Hemen yanı başımız, Suriye. Resmi olmayan rakamlara göre bir milyon insanın hayatını kaybettiği bir ateş çemberi. Bu ateş çemberinde canlı olarak yanan çocuk ve bebek sayısı ise yüzbinleri geçti. Rakamların bu korkunçluğuna rağmen, ateşe benzin dökmek isteyen caniler, kendi menfaatleri uğruna bütün Suriye’yi oluşturmak istedikleri ateş çemberinde yakmak istiyorlar…
İdlib; Türkiye sınırına yakın olmasından dolayı Suriyeli kardeşlerimizin güvenli bir şekilde nefes alabildikleri nadir kentlerden biri. Kent; yerleşim yerinin güvenli olmasından dolayı, zorunlu göçlerle birlikte yaklaşık 4 milyon sivilin yaşadığı bir sığınak oldu.
Mazlumların sığınağı olan bu kente olası bir operasyon ihtimali, yüzbinlerce insanın hayatını kaybetmesine ve milyonlarca insanın göç etmesine sebep olacaktı. Operasyon ile birlikte; Hatay üzerinden yaklaşık 3 milyon kardeşimizi daha misafir edecek ve bu misafirlerin Avrupa’ya geçişlerine müsaade edecektik…
Bu insanlık dramına, insani ve İslami bakıp ona göre gayret eden tek ülke Türkiye oldu. Sayın Cumhurbaşkanımızın liderliğinde yoğun ve üstün bir diplomasi trafiği yaşadık. Bu gayretin neticesinde, Suriye’deki ateş çemberi durdu, yüzbinlerce Müslümanın katledilmesinin önüne geçildi. İdlib’te yaşayan mazlumlar, “ne zaman öldürüleceğiz” endişesini yaşamayarak, huzurlu bir şekilde uyuyabildiler…

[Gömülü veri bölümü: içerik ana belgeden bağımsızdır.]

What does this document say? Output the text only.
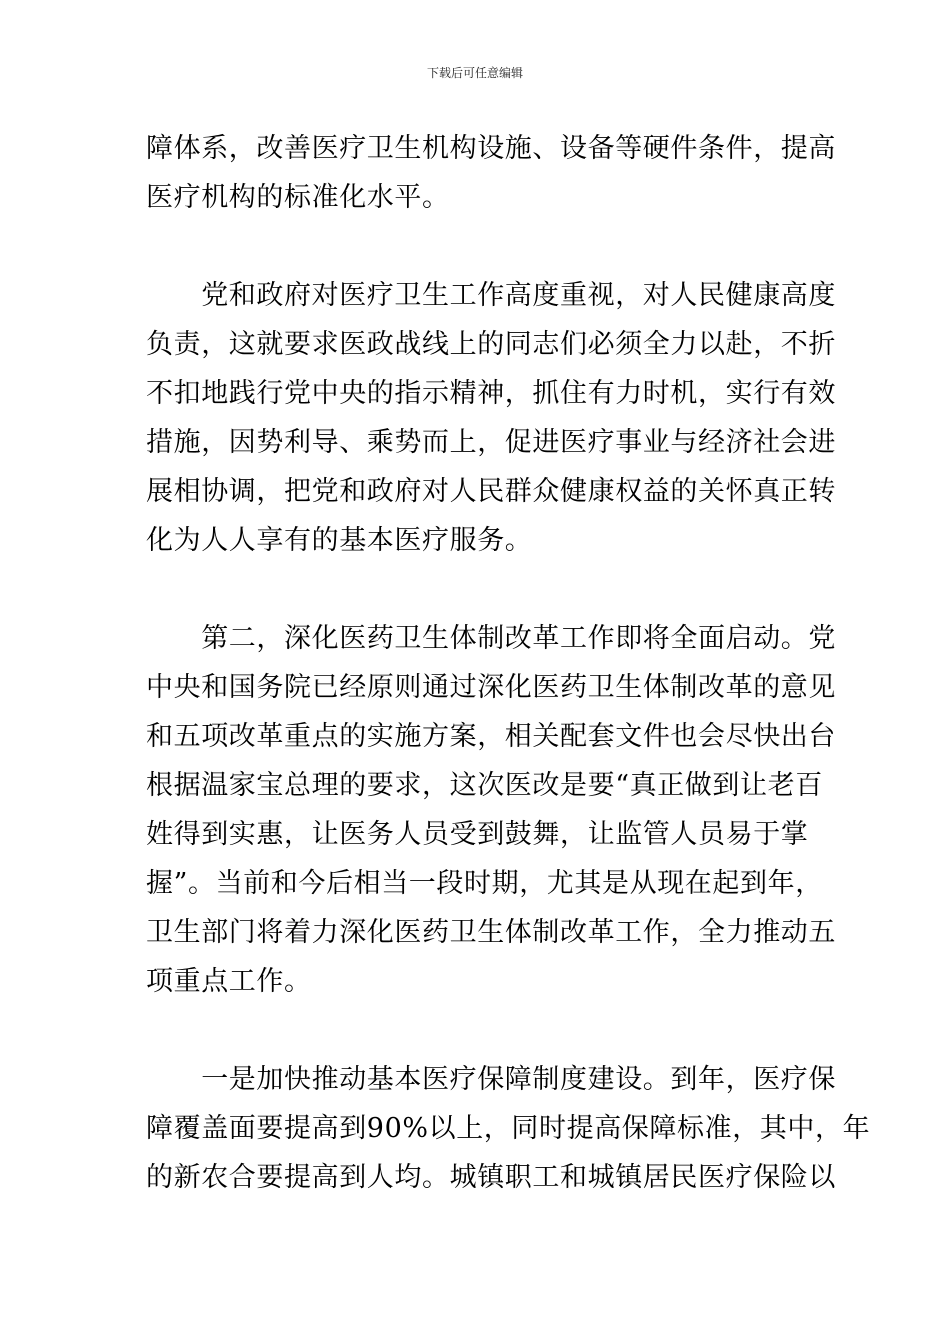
下载后可任意编辑
障体系，改善医疗卫生机构设施、设备等硬件条件，提高
医疗机构的标准化水平。
　　党和政府对医疗卫生工作高度重视，对人民健康高度
负责，这就要求医政战线上的同志们必须全力以赴，不折
不扣地践行党中央的指示精神，抓住有力时机，实行有效
措施，因势利导、乘势而上，促进医疗事业与经济社会进
展相协调，把党和政府对人民群众健康权益的关怀真正转
化为人人享有的基本医疗服务。
　　第二，深化医药卫生体制改革工作即将全面启动。党
中央和国务院已经原则通过深化医药卫生体制改革的意见
和五项改革重点的实施方案，相关配套文件也会尽快出台
根据温家宝总理的要求，这次医改是要“真正做到让老百
姓得到实惠，让医务人员受到鼓舞，让监管人员易于掌
握”。当前和今后相当一段时期，尤其是从现在起到年，
卫生部门将着力深化医药卫生体制改革工作，全力推动五
项重点工作。
　　一是加快推动基本医疗保障制度建设。到年，医疗保
障覆盖面要提高到90%以上，同时提高保障标准，其中，年
的新农合要提高到人均。城镇职工和城镇居民医疗保险以
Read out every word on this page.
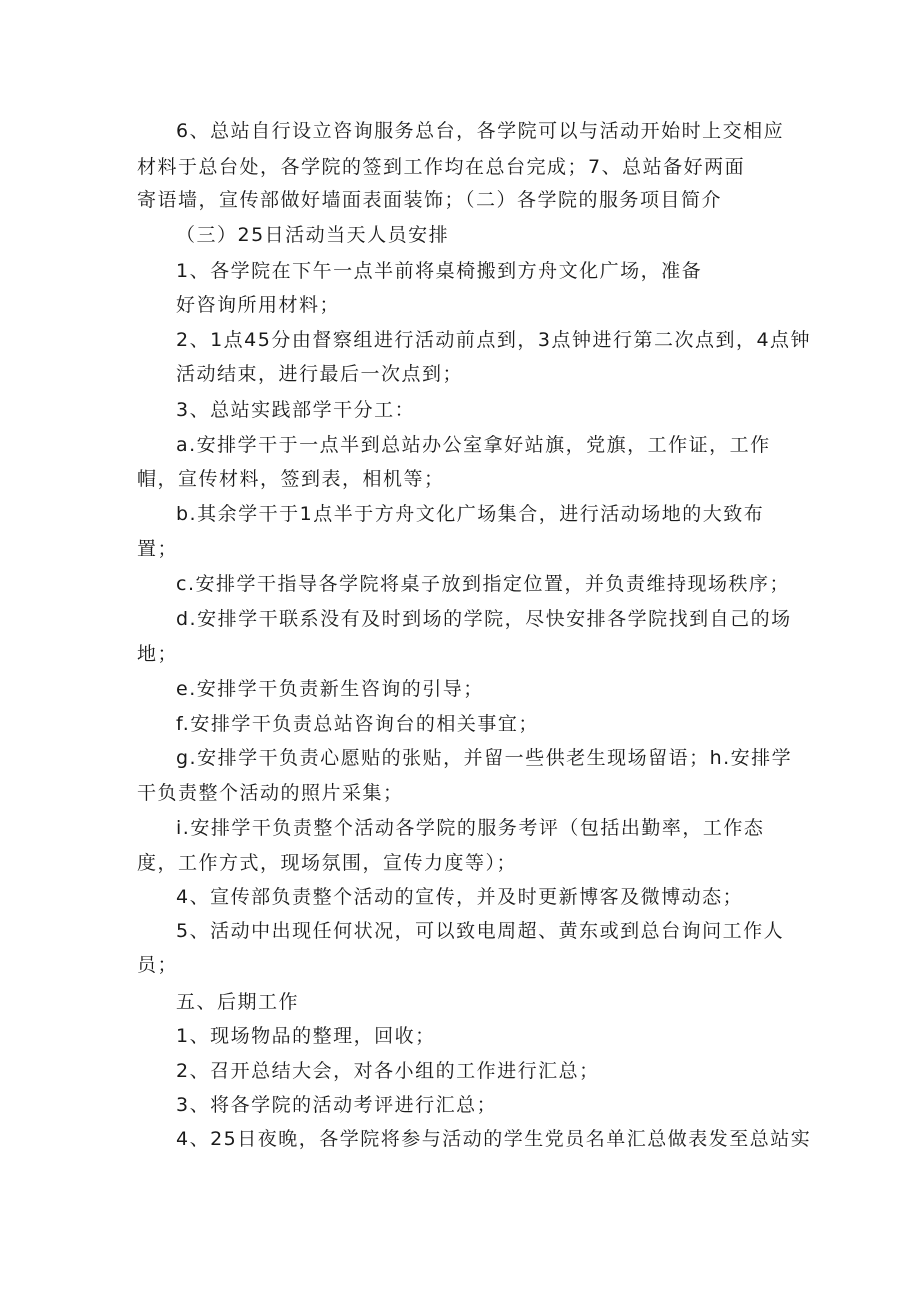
6、总站自行设立咨询服务总台，各学院可以与活动开始时上交相应
材料于总台处，各学院的签到工作均在总台完成；7、总站备好两面
寄语墙，宣传部做好墙面表面装饰；（二）各学院的服务项目简介
（三）25日活动当天人员安排
1、各学院在下午一点半前将桌椅搬到方舟文化广场，准备
好咨询所用材料；
2、1点45分由督察组进行活动前点到，3点钟进行第二次点到，4点钟
活动结束，进行最后一次点到；
3、总站实践部学干分工：
a.安排学干于一点半到总站办公室拿好站旗，党旗，工作证，工作
帽，宣传材料，签到表，相机等；
b.其余学干于1点半于方舟文化广场集合，进行活动场地的大致布
置；
c.安排学干指导各学院将桌子放到指定位置，并负责维持现场秩序；
d.安排学干联系没有及时到场的学院，尽快安排各学院找到自己的场
地；
e.安排学干负责新生咨询的引导；
f.安排学干负责总站咨询台的相关事宜；
g.安排学干负责心愿贴的张贴，并留一些供老生现场留语；h.安排学
干负责整个活动的照片采集；
i.安排学干负责整个活动各学院的服务考评（包括出勤率，工作态
度，工作方式，现场氛围，宣传力度等）；
4、宣传部负责整个活动的宣传，并及时更新博客及微博动态；
5、活动中出现任何状况，可以致电周超、黄东或到总台询问工作人
员；
五、后期工作
1、现场物品的整理，回收；
2、召开总结大会，对各小组的工作进行汇总；
3、将各学院的活动考评进行汇总；
4、25日夜晚，各学院将参与活动的学生党员名单汇总做表发至总站实
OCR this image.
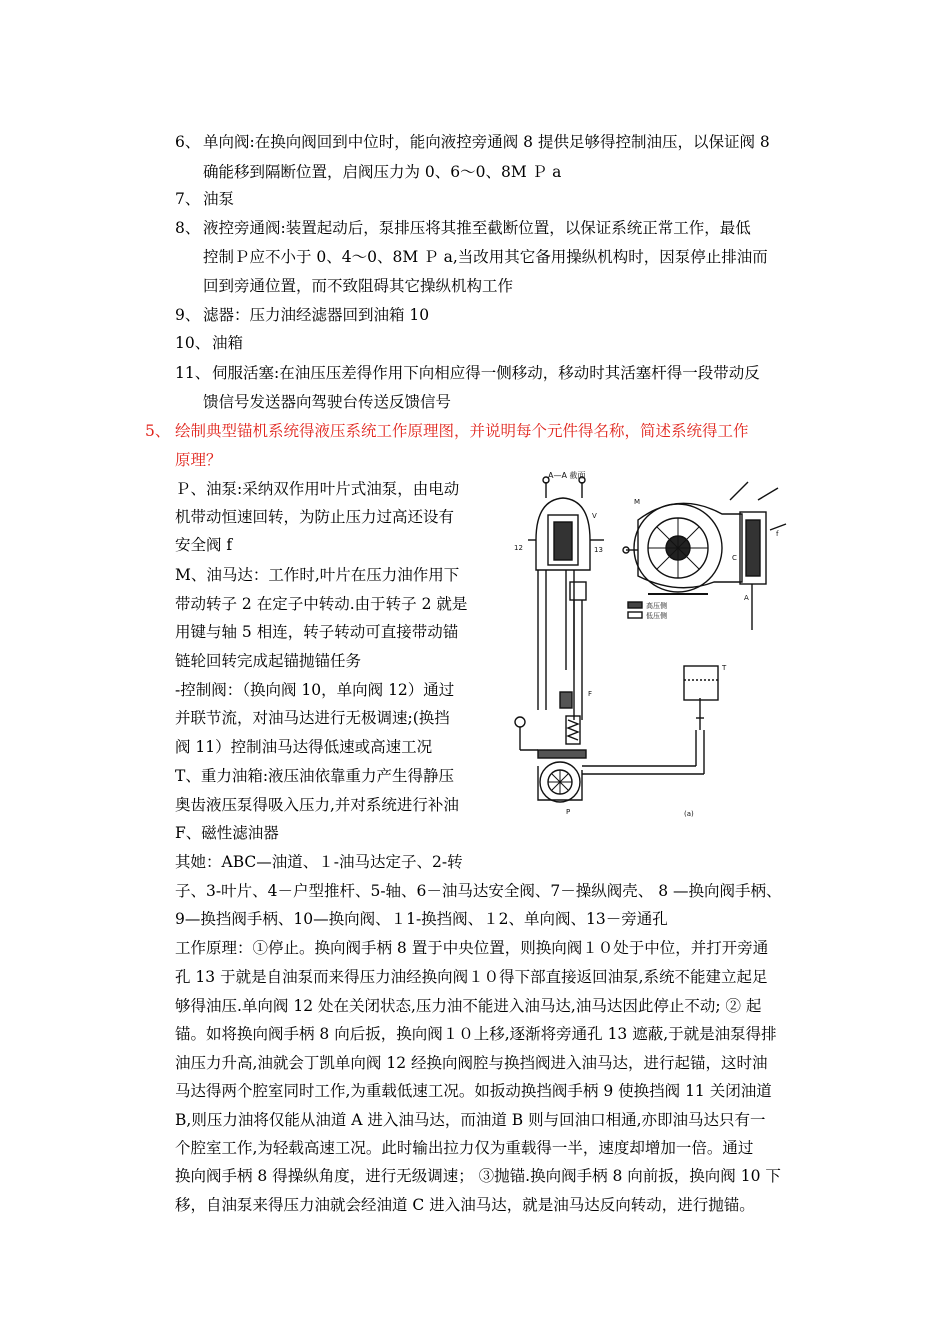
6、 单向阀:在换向阀回到中位时，能向液控旁通阀 8 提供足够得控制油压，以保证阀 8
确能移到隔断位置，启阀压力为 0、6～0、8M Ｐ a
7、 油泵
8、 液控旁通阀:装置起动后，泵排压将其推至截断位置，以保证系统正常工作，最低
控制Ｐ应不小于 0、4～0、8M Ｐ a,当改用其它备用操纵机构时，因泵停止排油而
回到旁通位置，而不致阻碍其它操纵机构工作
9、 滤器：压力油经滤器回到油箱 10
10、 油箱
11、 伺服活塞:在油压压差得作用下向相应得一侧移动，移动时其活塞杆得一段带动反
馈信号发送器向驾驶台传送反馈信号
5、 绘制典型锚机系统得液压系统工作原理图，并说明每个元件得名称，简述系统得工作
原理？
Ｐ、油泵:采纳双作用叶片式油泵，由电动
机带动恒速回转，为防止压力过高还设有
安全阀 f
M、油马达：工作时,叶片在压力油作用下
带动转子 2 在定子中转动.由于转子 2 就是
用键与轴 5 相连，转子转动可直接带动锚
链轮回转完成起锚抛锚任务
-控制阀：（换向阀 10，单向阀 12）通过
并联节流，对油马达进行无极调速;(换挡
阀 11）控制油马达得低速或高速工况
T、重力油箱:液压油依靠重力产生得静压
奥齿液压泵得吸入压力,并对系统进行补油
F、磁性滤油器
其她：ABC—油道、１-油马达定子、2-转
子、3-叶片、4－户型推杆、5-轴、6－油马达安全阀、7－操纵阀壳、 8 —换向阀手柄、
9—换挡阀手柄、10—换向阀、１1-换挡阀、１2、单向阀、13－旁通孔
工作原理：①停止。换向阀手柄 8 置于中央位置，则换向阀１０处于中位，并打开旁通
孔 13 于就是自油泵而来得压力油经换向阀１０得下部直接返回油泵,系统不能建立起足
够得油压.单向阀 12 处在关闭状态,压力油不能进入油马达,油马达因此停止不动; ② 起
锚。如将换向阀手柄 8 向后扳，换向阀１０上移,逐渐将旁通孔 13 遮蔽,于就是油泵得排
油压力升高,油就会丁凯单向阀 12 经换向阀腔与换挡阀进入油马达，进行起锚，这时油
马达得两个腔室同时工作,为重载低速工况。如扳动换挡阀手柄 9 使换挡阀 11 关闭油道
B,则压力油将仅能从油道 A 进入油马达，而油道 B 则与回油口相通,亦即油马达只有一
个腔室工作,为轻载高速工况。此时输出拉力仅为重载得一半，速度却增加一倍。通过
换向阀手柄 8 得操纵角度，进行无级调速； ③抛锚.换向阀手柄 8 向前扳，换向阀 10 下
移，自油泵来得压力油就会经油道 C 进入油马达，就是油马达反向转动，进行抛锚。
A—A 截面
高压侧
低压侧
V
12	13
F
T
P
M
A
C
f
(a)
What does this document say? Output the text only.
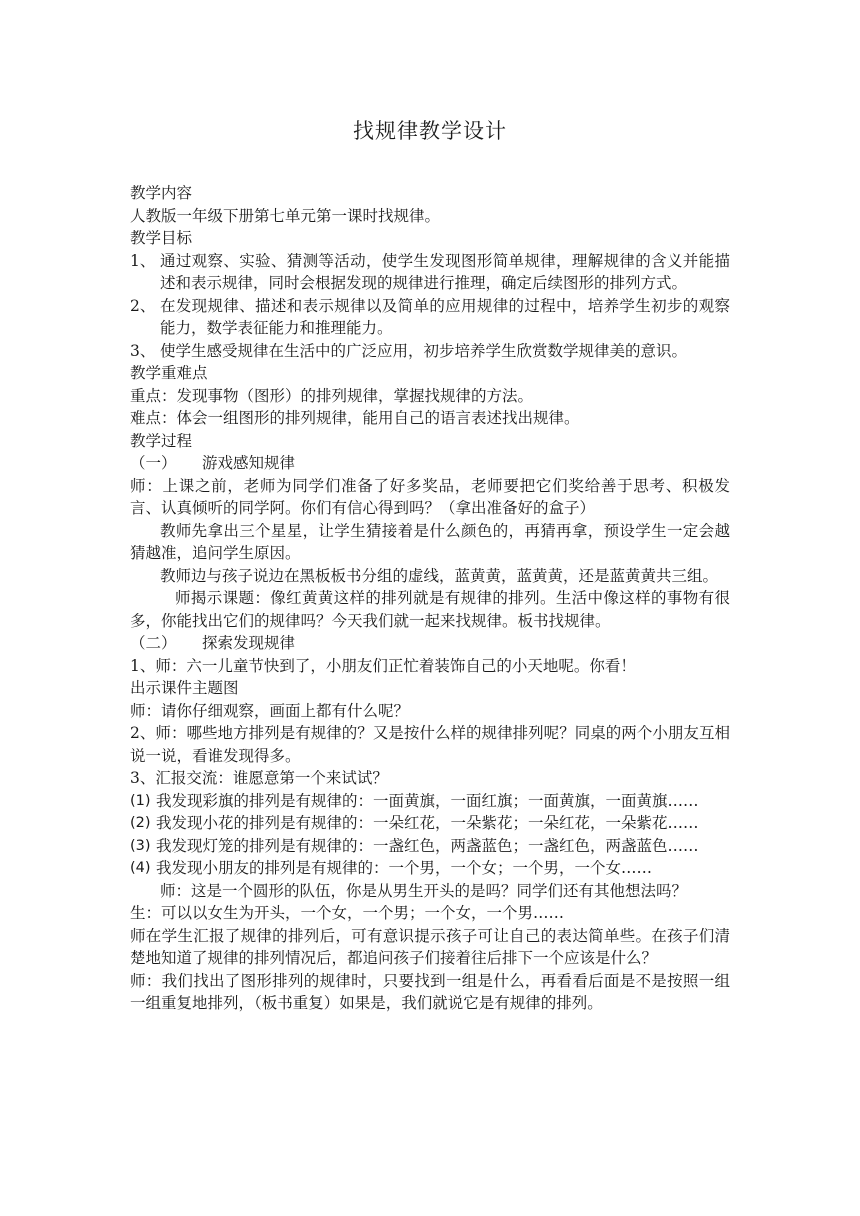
找规律教学设计

教学内容

人教版一年级下册第七单元第一课时找规律。

教学目标

1、 通过观察、实验、猜测等活动，使学生发现图形简单规律，理解规律的含义并能描述和表示规律，同时会根据发现的规律进行推理，确定后续图形的排列方式。
2、 在发现规律、描述和表示规律以及简单的应用规律的过程中，培养学生初步的观察能力，数学表征能力和推理能力。
3、 使学生感受规律在生活中的广泛应用，初步培养学生欣赏数学规律美的意识。

教学重难点

重点：发现事物（图形）的排列规律，掌握找规律的方法。

难点：体会一组图形的排列规律，能用自己的语言表述找出规律。

教学过程

（一） 游戏感知规律

师：上课之前，老师为同学们准备了好多奖品，老师要把它们奖给善于思考、积极发言、认真倾听的同学阿。你们有信心得到吗？（拿出准备好的盒子）

教师先拿出三个星星，让学生猜接着是什么颜色的，再猜再拿，预设学生一定会越猜越准，追问学生原因。

教师边与孩子说边在黑板板书分组的虚线，蓝黄黄，蓝黄黄，还是蓝黄黄共三组。

师揭示课题：像红黄黄这样的排列就是有规律的排列。生活中像这样的事物有很多，你能找出它们的规律吗？今天我们就一起来找规律。板书找规律。

（二） 探索发现规律

1、师：六一儿童节快到了，小朋友们正忙着装饰自己的小天地呢。你看！

出示课件主题图

师：请你仔细观察，画面上都有什么呢？

2、师：哪些地方排列是有规律的？又是按什么样的规律排列呢？同桌的两个小朋友互相说一说，看谁发现得多。

3、汇报交流：谁愿意第一个来试试？

(1) 我发现彩旗的排列是有规律的：一面黄旗，一面红旗；一面黄旗，一面黄旗……
(2) 我发现小花的排列是有规律的：一朵红花，一朵紫花；一朵红花，一朵紫花……
(3) 我发现灯笼的排列是有规律的：一盏红色，两盏蓝色；一盏红色，两盏蓝色……
(4) 我发现小朋友的排列是有规律的：一个男，一个女；一个男，一个女……

师：这是一个圆形的队伍，你是从男生开头的是吗？同学们还有其他想法吗？

生：可以以女生为开头，一个女，一个男；一个女，一个男……

师在学生汇报了规律的排列后，可有意识提示孩子可让自己的表达简单些。在孩子们清楚地知道了规律的排列情况后，都追问孩子们接着往后排下一个应该是什么？

师：我们找出了图形排列的规律时，只要找到一组是什么，再看看后面是不是按照一组一组重复地排列，（板书重复）如果是，我们就说它是有规律的排列。
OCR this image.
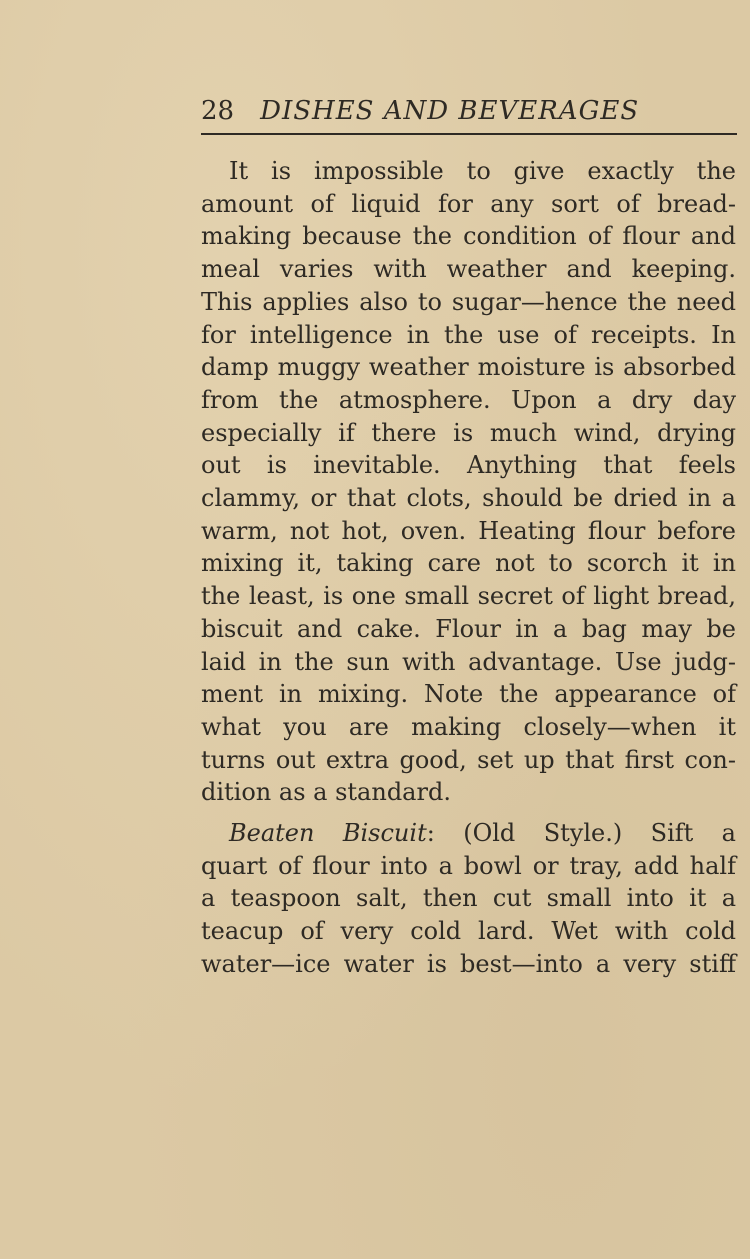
28 DISHES AND BEVERAGES
It is impossible to give exactly the
amount of liquid for any sort of bread-
making because the condition of flour and
meal varies with weather and keeping.
This applies also to sugar—hence the need
for intelligence in the use of receipts. In
damp muggy weather moisture is absorbed
from the atmosphere. Upon a dry day
especially if there is much wind, drying
out is inevitable. Anything that feels
clammy, or that clots, should be dried in a
warm, not hot, oven. Heating flour before
mixing it, taking care not to scorch it in
the least, is one small secret of light bread,
biscuit and cake. Flour in a bag may be
laid in the sun with advantage. Use judg-
ment in mixing. Note the appearance of
what you are making closely—when it
turns out extra good, set up that first con-
dition as a standard.
Beaten Biscuit: (Old Style.) Sift a
quart of flour into a bowl or tray, add half
a teaspoon salt, then cut small into it a
teacup of very cold lard. Wet with cold
water—ice water is best—into a very stiff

İslamın son kalesi Türkiye. Bunun sağlamasını bu olayda daha net bir şekilde müşahede ettik. Bu kaygıyı sona erdirip orada yaşayan yüzbinlerce insanın öldürülmesinin önüne geçen sayın cumhurbaşkanımıza ve ilgili bütün bürokratlarımıza teşekkür etmek istiyorum. Sonsuz şükürler olsun…
***
Tebrikler UMED!
Kısa adı UMED olan, Uluslararası Medya Enformasyon Derneği, geçtiğimiz günlerde Diyarbakır’da çok güzel bir sertifikasyon programına imza attılar. Genelde bu tür sertifikasyon programları; İstanbul, Ankara ve İzmir gibi popüler kültürün yoğun bir şekilde yaşandığı şehirlerde organize ediliyordu. Bu şehirlerde yapılan organizasyonların çoğu ise; dar kapsamlı ve otogar esnafı mantığıyla hareket ediliyordu.
Bu organizasyonun Diyarbakır’da yapılması; kentte yaşayan gençlerin ilgisini cezbetmekle kalmayıp devletiyle kaynaşmasına da vesile olmuştur. Düşünün; kendileri için İstanbul, Ankara ve bölgede alanında uzman şahsiyetler gelip kendilerine ders verdiler. Bu duygu durumu, Diyarbakır’da yaşayan gençler için muhteşem bir olay. Böylesi güzel programların diğer illerimizde de yapılmasını arzu ve temenni ediyorum.